Vermont Inspired Dinner for Twenty

Just as my ‘team’ in class had the fun of serving friends and family our rustic Italian inspired meal a couple weeks ago, the other half of class decided on an all-American dinner… with a little extra Vermont maple and white cheddar tossed in the mix.

We prepared most of the menu as a class, but when dining time rolled around, my team was able to sit and be served… quite a treat, actually! And the fuel for a leisurely natural light photo shoot. So enjoy a little home cookin’…culinary student style.

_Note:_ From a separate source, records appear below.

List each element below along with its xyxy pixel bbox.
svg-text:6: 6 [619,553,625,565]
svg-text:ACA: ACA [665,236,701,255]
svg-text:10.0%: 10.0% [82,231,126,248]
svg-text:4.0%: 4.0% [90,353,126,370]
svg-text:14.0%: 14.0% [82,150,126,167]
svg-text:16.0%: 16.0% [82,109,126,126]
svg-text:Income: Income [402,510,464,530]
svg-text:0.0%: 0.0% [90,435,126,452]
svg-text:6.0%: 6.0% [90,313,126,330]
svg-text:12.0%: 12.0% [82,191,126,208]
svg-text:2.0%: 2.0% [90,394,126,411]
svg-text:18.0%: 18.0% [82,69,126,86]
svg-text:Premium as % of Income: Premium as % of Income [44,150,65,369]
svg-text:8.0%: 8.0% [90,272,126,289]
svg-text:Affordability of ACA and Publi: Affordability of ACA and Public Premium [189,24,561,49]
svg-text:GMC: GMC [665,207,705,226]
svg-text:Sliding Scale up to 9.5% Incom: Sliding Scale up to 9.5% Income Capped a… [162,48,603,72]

Amuse bouche to awake the palate: fried goat cheese round with balsamic reduction and citrus tossed micro greens…

Spinach salad with maple bacon balsamic dressing served in an asiago cheese bowl, and chilled vichyssoise with parsley puree and roasted red pepper oil…

A pork loin was given the royal rolled-up treatment: spinach, caramelized onions, tart green apples, and andouille sausage. Grilled spring asparagus, crispy onions and smashed red-skin potatoes… and cheddar jalapeño focaccia in the background…

Classic homestyle strawberry shortcake underwent an adult makeover: savory buttermilk biscuit topped with a compote of strawberry, maple, and orange liqueur… and whipped almond chantilly cream.